Lazy matrix evaluation saves RAM in common analyses

[ software  single_cell  stat_ml  ]

MatrixLazyEval is an R package for “lazy evaluation” of matrices, which can help save time and memory by being smarter about common tasks like:

  • scaling rows/colums
  • shifting rows/columns
  • extracting residuals after linear regression
  • multiplying matrices
  • composing multiple such operations
  • performing approximate PCA and SVD’s

See https://github.com/ekernf01/MatrixLazyEval to try it out.

How does it work?

Can you spot the difference between \((Xv) - \mathbf 1(m^Tv)\) and \((X - \mathbf 1 m^T)v\)? In certain realistic situations, the result is more or less the same, but the memory requirements can differ by gigabytes.
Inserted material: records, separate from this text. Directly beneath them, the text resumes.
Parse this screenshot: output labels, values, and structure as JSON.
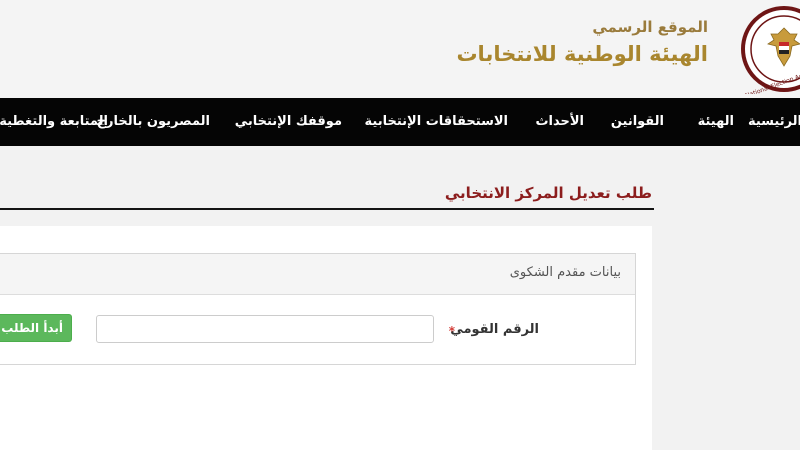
{
  "header": {
    "subtitle": "الموقع الرسمي",
    "title": "الهيئة الوطنية للانتخابات",
    "logo_text": "National Election Authority",
    "logo_icon": "egypt-eagle-emblem"
  },
  "nav": {
    "items": [
      {
        "label": "الرئيسية"
      },
      {
        "label": "الهيئة"
      },
      {
        "label": "القوانين"
      },
      {
        "label": "الأحداث"
      },
      {
        "label": "الاستحقاقات الإنتخابية"
      },
      {
        "label": "موقفك الإنتخابي"
      },
      {
        "label": "المصريون بالخارج"
      },
      {
        "label": "المتابعة والتغطية"
      }
    ]
  },
  "page": {
    "title": "طلب تعديل المركز الانتخابي"
  },
  "form": {
    "section_title": "بيانات مقدم الشكوى",
    "national_id_label": "الرقم القومي",
    "required_mark": "*",
    "national_id_value": "",
    "start_button": "أبدأ الطلب"
  },
  "colors": {
    "brand_gold": "#a9862e",
    "title_red": "#8c1d1d",
    "nav_bg": "#050505",
    "button_green": "#5cb85c"
  }
}
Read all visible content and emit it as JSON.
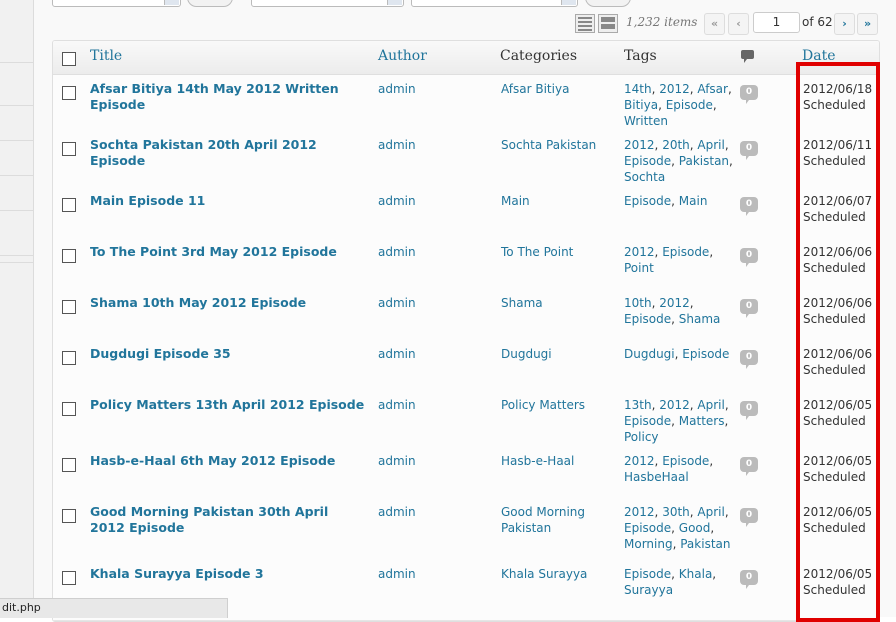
{
  "status_bar": {
    "text": "dit.php"
  },
  "pagination": {
    "items_count": "1,232 items",
    "first": "«",
    "prev": "‹",
    "current_page": "1",
    "of_pages": "of 62",
    "next": "›",
    "last": "»"
  },
  "table": {
    "headers": {
      "title": "Title",
      "author": "Author",
      "categories": "Categories",
      "tags": "Tags",
      "date": "Date"
    },
    "rows": [
      {
        "title": "Afsar Bitiya 14th May 2012 Written Episode",
        "author": "admin",
        "categories": "Afsar Bitiya",
        "tags": [
          "14th",
          "2012",
          "Afsar",
          "Bitiya",
          "Episode",
          "Written"
        ],
        "comments": "0",
        "date": "2012/06/18",
        "status": "Scheduled"
      },
      {
        "title": "Sochta Pakistan 20th April 2012 Episode",
        "author": "admin",
        "categories": "Sochta Pakistan",
        "tags": [
          "2012",
          "20th",
          "April",
          "Episode",
          "Pakistan",
          "Sochta"
        ],
        "comments": "0",
        "date": "2012/06/11",
        "status": "Scheduled"
      },
      {
        "title": "Main Episode 11",
        "author": "admin",
        "categories": "Main",
        "tags": [
          "Episode",
          "Main"
        ],
        "comments": "0",
        "date": "2012/06/07",
        "status": "Scheduled"
      },
      {
        "title": "To The Point 3rd May 2012 Episode",
        "author": "admin",
        "categories": "To The Point",
        "tags": [
          "2012",
          "Episode",
          "Point"
        ],
        "comments": "0",
        "date": "2012/06/06",
        "status": "Scheduled"
      },
      {
        "title": "Shama 10th May 2012 Episode",
        "author": "admin",
        "categories": "Shama",
        "tags": [
          "10th",
          "2012",
          "Episode",
          "Shama"
        ],
        "comments": "0",
        "date": "2012/06/06",
        "status": "Scheduled"
      },
      {
        "title": "Dugdugi Episode 35",
        "author": "admin",
        "categories": "Dugdugi",
        "tags": [
          "Dugdugi",
          "Episode"
        ],
        "comments": "0",
        "date": "2012/06/06",
        "status": "Scheduled"
      },
      {
        "title": "Policy Matters 13th April 2012 Episode",
        "author": "admin",
        "categories": "Policy Matters",
        "tags": [
          "13th",
          "2012",
          "April",
          "Episode",
          "Matters",
          "Policy"
        ],
        "comments": "0",
        "date": "2012/06/05",
        "status": "Scheduled"
      },
      {
        "title": "Hasb-e-Haal 6th May 2012 Episode",
        "author": "admin",
        "categories": "Hasb-e-Haal",
        "tags": [
          "2012",
          "Episode",
          "HasbeHaal"
        ],
        "comments": "0",
        "date": "2012/06/05",
        "status": "Scheduled"
      },
      {
        "title": "Good Morning Pakistan 30th April 2012 Episode",
        "author": "admin",
        "categories": "Good Morning Pakistan",
        "tags": [
          "2012",
          "30th",
          "April",
          "Episode",
          "Good",
          "Morning",
          "Pakistan"
        ],
        "comments": "0",
        "date": "2012/06/05",
        "status": "Scheduled"
      },
      {
        "title": "Khala Surayya Episode 3",
        "author": "admin",
        "categories": "Khala Surayya",
        "tags": [
          "Episode",
          "Khala",
          "Surayya"
        ],
        "comments": "0",
        "date": "2012/06/05",
        "status": "Scheduled"
      }
    ]
  },
  "colors": {
    "link": "#21759b",
    "highlight": "#e00000",
    "comment_bubble": "#bbbbbb"
  },
  "icons": {
    "list_view": "list-view-icon",
    "excerpt_view": "excerpt-view-icon",
    "comments_header": "comment-icon"
  }
}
Suppose you have a 60,000 by 30,000 sparse matrix X. You want to center each column of X to form a new matrix Z. Then you want to compute Zv for some vector v. This closely mimics what happens when you run PCA. The first step can be written $Z = X - \mathbf 1 m^T$, where $m$ are the means and $\mathbf 1$ is a column vector of $1’s$. If you center the columns naively, almost none of the zeroes will be preserved. Your matrix will be dense, and it will occupy >14GB of memory (1.8e9 doubles; 8 bytes per double). To avoid this, you can distribute $v$ to avoid ever storing $Z$: compute $(Xv) - \mathbf 1(m^Tv)$, where m is a row vector containing the column means of X. This consumes little memory beyond what is already used to store the data.

Written on November 28, 2020